Attorney Jonathan Wood, in a speech for this week’s Center for Constructive Alternatives, described the real effects of environmental regulation on everyday people and how to combat these regulations going forward.
Wood gave the final lecture in this semester’s second CCA, “The Cost of Regulation.” In his speech titled “How Regulation Ruins Lives,” he spoke of the flawed creation and enactment of the regulatory state of the nation. Wood, who worked for the Pacific Legal Foundation, discussed examples of the effects of unclear and occasionally ill-founded environmental regulation.
Wood said as a country, we make a mistake when we debate the “overall effect” of regulations. The reality is that these regulations are applied to real people. Whether regulations succeed or fail is largely determined by whether or not they affect individual people’s lives positively.
“If you design a law that can’t be understood by an ordinary person, you’re just punishing people,” Wood said.
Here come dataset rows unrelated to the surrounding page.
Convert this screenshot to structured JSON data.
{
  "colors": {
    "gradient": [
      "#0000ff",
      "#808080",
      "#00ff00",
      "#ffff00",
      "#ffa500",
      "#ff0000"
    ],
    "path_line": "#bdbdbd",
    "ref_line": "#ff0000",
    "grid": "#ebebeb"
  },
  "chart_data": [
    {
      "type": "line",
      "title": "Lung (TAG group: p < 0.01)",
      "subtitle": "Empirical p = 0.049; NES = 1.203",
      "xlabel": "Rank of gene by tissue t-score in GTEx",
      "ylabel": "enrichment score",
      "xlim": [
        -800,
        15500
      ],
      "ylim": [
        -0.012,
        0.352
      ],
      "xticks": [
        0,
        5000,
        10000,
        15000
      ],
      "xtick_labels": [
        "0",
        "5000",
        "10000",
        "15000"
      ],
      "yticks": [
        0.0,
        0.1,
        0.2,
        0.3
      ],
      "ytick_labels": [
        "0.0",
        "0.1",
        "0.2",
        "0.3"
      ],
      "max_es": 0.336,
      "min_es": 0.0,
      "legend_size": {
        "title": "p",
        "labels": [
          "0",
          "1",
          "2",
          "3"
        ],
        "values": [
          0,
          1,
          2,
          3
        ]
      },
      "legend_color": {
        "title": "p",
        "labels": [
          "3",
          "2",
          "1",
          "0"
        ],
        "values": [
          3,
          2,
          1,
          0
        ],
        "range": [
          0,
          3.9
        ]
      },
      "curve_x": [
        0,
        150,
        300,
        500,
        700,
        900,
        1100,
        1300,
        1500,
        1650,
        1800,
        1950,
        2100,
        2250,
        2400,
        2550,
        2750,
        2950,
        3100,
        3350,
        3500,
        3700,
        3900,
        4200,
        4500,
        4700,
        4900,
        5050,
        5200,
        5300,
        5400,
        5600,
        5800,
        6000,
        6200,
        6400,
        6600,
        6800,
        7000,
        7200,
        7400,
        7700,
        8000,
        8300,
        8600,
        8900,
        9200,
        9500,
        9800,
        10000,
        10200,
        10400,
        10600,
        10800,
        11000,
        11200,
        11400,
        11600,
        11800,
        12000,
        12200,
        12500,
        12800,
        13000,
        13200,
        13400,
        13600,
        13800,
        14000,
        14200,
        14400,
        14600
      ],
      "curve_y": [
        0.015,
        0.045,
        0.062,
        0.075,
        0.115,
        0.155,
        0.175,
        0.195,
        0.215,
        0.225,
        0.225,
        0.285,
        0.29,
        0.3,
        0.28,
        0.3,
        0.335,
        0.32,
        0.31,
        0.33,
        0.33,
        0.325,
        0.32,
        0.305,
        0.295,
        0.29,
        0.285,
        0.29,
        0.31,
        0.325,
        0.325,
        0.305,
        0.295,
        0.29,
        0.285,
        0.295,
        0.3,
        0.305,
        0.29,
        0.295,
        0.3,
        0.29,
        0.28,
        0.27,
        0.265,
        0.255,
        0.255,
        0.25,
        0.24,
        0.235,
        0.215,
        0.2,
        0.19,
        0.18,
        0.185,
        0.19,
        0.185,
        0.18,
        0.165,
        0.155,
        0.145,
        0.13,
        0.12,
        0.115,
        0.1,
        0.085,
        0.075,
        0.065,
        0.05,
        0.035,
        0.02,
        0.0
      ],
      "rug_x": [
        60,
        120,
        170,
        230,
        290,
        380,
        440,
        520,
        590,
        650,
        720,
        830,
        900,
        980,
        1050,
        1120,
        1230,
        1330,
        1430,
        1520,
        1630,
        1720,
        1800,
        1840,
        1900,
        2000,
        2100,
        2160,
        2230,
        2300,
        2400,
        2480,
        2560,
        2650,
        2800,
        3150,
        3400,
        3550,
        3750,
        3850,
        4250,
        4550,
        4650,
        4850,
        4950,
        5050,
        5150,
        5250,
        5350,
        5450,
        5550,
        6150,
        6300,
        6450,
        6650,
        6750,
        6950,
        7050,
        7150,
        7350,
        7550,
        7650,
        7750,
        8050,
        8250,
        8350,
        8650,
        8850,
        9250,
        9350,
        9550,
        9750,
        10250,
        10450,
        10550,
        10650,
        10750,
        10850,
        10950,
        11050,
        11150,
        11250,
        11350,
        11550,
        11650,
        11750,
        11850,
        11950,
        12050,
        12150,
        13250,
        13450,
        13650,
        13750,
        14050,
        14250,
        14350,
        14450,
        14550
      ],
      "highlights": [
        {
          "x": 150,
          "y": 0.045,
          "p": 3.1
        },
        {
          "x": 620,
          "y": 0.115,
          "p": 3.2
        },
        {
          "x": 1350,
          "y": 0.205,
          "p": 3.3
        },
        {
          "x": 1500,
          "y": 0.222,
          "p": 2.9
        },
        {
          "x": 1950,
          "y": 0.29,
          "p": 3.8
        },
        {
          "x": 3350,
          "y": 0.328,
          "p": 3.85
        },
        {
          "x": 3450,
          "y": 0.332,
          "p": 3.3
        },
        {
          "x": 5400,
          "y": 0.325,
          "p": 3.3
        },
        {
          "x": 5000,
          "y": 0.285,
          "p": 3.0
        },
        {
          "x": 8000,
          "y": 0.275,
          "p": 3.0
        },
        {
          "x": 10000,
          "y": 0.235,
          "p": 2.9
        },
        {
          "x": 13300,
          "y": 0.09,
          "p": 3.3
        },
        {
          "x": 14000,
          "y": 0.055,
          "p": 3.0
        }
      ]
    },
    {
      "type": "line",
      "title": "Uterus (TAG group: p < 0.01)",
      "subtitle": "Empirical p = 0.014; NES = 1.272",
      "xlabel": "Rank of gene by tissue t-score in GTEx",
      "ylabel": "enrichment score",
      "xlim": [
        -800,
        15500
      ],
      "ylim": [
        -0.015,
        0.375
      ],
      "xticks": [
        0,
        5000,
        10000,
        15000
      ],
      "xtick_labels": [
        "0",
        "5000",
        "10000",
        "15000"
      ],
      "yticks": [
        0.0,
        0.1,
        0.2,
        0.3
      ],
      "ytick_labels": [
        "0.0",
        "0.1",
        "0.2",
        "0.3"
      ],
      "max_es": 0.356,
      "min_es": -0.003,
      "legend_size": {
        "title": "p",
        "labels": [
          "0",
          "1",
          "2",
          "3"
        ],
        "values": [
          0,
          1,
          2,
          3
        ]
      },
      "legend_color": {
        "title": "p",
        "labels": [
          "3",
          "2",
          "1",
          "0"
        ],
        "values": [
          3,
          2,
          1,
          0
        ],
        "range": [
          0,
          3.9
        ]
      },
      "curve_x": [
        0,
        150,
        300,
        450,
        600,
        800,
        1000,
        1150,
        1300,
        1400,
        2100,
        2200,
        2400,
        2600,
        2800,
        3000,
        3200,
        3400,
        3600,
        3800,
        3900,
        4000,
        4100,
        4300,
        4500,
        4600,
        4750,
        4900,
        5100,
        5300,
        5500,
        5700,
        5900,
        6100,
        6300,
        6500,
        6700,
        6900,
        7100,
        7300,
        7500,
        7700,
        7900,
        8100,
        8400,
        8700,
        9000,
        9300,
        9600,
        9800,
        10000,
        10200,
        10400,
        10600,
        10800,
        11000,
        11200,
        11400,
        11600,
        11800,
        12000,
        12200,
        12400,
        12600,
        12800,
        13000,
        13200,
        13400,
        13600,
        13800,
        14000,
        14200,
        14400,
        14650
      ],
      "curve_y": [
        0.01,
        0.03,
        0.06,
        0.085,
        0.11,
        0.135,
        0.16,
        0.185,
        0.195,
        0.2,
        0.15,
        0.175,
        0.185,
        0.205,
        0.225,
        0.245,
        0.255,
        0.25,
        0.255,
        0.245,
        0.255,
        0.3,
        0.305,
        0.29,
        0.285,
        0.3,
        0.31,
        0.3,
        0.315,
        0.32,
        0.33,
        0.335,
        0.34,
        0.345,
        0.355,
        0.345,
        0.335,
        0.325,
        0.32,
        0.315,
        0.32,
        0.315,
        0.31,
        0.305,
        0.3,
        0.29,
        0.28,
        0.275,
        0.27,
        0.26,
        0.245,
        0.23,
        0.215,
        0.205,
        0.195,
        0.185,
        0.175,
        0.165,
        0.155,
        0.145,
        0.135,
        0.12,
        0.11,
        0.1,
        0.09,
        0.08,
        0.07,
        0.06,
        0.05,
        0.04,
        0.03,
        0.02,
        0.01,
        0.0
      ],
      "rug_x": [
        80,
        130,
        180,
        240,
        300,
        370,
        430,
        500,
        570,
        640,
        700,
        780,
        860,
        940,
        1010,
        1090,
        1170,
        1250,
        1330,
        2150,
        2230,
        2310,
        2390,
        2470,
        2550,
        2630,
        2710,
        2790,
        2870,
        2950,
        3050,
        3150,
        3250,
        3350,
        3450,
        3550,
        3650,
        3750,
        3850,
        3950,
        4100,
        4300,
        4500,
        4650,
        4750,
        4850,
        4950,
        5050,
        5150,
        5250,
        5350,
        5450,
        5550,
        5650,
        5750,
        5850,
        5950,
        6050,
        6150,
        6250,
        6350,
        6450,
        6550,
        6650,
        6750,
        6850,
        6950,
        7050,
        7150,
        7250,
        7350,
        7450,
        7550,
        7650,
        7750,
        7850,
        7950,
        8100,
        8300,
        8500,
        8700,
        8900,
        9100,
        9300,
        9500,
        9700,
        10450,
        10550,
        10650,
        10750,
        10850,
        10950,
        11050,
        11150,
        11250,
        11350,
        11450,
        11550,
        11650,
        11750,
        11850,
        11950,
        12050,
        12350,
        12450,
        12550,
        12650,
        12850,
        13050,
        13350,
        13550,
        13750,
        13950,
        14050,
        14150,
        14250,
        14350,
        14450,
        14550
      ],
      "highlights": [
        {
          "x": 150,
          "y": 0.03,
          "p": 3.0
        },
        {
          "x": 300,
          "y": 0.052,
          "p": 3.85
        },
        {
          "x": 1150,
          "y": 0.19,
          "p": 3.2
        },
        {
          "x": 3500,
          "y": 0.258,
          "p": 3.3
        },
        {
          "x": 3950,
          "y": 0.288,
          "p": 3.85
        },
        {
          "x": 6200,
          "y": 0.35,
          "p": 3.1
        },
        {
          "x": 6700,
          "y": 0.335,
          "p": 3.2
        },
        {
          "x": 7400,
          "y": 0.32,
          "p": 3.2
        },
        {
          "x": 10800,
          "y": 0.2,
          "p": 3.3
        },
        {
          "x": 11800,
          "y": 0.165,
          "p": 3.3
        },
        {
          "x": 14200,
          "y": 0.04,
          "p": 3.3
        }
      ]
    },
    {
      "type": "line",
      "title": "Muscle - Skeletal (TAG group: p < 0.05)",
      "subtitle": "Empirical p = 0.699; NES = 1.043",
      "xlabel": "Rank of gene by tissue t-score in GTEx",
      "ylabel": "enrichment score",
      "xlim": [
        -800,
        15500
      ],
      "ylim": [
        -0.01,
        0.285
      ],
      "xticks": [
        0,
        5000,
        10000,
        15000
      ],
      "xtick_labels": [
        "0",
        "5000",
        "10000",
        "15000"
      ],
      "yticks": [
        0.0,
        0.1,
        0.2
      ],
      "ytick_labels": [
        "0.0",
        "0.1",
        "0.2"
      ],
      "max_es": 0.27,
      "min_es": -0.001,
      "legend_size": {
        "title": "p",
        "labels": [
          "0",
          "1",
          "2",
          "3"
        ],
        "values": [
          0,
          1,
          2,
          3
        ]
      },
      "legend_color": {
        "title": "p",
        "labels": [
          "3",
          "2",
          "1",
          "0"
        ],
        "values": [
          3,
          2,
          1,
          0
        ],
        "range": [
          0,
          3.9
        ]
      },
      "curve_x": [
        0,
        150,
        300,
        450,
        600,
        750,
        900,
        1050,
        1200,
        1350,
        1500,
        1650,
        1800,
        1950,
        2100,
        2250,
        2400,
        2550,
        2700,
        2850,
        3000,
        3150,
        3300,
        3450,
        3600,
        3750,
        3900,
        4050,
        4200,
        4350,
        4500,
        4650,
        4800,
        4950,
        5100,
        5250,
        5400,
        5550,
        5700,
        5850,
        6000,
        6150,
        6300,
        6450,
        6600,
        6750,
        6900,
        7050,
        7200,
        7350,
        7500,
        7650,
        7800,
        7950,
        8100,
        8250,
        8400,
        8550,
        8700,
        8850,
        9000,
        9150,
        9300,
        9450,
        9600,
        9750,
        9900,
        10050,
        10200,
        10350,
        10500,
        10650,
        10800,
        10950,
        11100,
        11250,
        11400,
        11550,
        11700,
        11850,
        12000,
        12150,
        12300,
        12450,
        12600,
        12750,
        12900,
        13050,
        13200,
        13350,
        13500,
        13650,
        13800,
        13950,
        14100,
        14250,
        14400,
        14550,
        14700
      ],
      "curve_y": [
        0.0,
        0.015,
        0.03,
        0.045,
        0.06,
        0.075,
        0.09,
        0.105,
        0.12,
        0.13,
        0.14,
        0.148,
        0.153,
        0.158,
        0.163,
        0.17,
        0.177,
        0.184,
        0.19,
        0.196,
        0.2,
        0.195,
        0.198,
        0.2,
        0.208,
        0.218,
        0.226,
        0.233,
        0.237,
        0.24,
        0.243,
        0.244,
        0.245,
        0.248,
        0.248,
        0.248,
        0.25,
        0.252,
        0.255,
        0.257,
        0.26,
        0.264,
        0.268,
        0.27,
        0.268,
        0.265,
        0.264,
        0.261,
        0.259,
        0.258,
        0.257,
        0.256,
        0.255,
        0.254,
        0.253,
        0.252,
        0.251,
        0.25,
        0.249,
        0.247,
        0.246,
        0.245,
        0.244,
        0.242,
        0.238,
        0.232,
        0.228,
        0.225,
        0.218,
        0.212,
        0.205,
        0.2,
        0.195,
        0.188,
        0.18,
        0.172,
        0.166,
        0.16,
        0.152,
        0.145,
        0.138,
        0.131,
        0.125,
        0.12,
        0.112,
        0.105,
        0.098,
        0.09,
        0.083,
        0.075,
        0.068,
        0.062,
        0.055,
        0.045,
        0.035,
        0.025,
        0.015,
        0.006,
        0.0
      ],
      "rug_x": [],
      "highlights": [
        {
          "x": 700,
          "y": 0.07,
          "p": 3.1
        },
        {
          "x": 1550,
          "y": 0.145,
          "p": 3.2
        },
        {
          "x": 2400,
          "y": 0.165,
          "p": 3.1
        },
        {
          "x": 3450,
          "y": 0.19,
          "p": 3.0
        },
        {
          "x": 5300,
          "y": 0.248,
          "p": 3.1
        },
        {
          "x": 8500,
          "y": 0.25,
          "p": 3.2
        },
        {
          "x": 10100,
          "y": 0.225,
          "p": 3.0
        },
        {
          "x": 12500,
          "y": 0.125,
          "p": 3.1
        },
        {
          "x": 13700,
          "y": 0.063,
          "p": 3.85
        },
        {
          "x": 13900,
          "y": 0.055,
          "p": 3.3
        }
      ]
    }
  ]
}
As a liberty-minded environmentalist himself, Wood said, he cares about people and the environment, and both are best served by clear rules set out before a problem has begun. Environmental regulations are typically obscure and indecipherable, created by bureaucrats and enforced by those who are removed from the real people who suffer the consequences of them.
Senior Marcus Koperski said he appreciated the emphasis on more local regulation as opposed to the national, removed bureaucrats creating regulation.
“I really agreed with the speaker’s argument that if we’re dead set on regulating everything, it should be done much more on the local and state level,” Koperski said.
According to Wood, regulations need to focus on guiding human action for real people. If a rule doesn’t do this specifically, it’s not going to achieve its stated purpose; rather, it will just hurt people, as environmental regulations most often do.
Wood said that one major problem with these regulations is their widespread lack of understanding. They have encouraged unacceptable rules by transferring the power of making rules from from elected officials who citizens are able to hold accountable to those who people can’t. This is problematic because regulations aren’t intrinsically bad. Common law, such as the law against murdering, is intrinsically good, he said, and therefore understood by the majority of the population.
“Few have the intuitive sense that it is a crime to — and these are some real examples — sell vegetable spaghetti bigger than 11/100 of an inch in diameter,” Wood said.
Somewhat obscene laws like this reveal the cost to people who had no reason to think they’re committing an illegal act, he said. Because regulatory crimes are so numerous, it’s impossible to know them all.
In order for regulation to produce a positive outcome, Wood laid out four guidelines. First, regulations must be publicly communicated in advance. Second, they must be simple enough that an average person — not a lawyer or policy maker — can efficiently decipher it. Third, rules must be relatively consistent so people don’t get easily confused. Fourth, as he emphasized throughout his speech, regulations must be clear.
Senior Emily Holtyn, who has studied endangered species, said she appreciated his note about hunting regulation and the actual it has.
“This talk actually spoke of the power of free-market reform to actually affect change which not all the talks actually do,” she said.
Wood also said part of the solution will be holding elected representatives accountable, those who are actually chosen to create legislation. They must must bear consequences of a poorly written law, which he said encourages careful and thorough implementation.
This is the problem that one CCA guest brought up regarding the lack of responsibility taken with the clean water crisis in Flint, Mich. As soon as the issue started, Wood said, everyone fled and played a game of “hot potato” with responsibility, which happens when there aren’t clear lines of accountability.
Wood ended his speech with a call to action for all citizens.
“Until enough members of Congress care, we’re not going to get it enacted, which means we have work to do ourselves,” he said.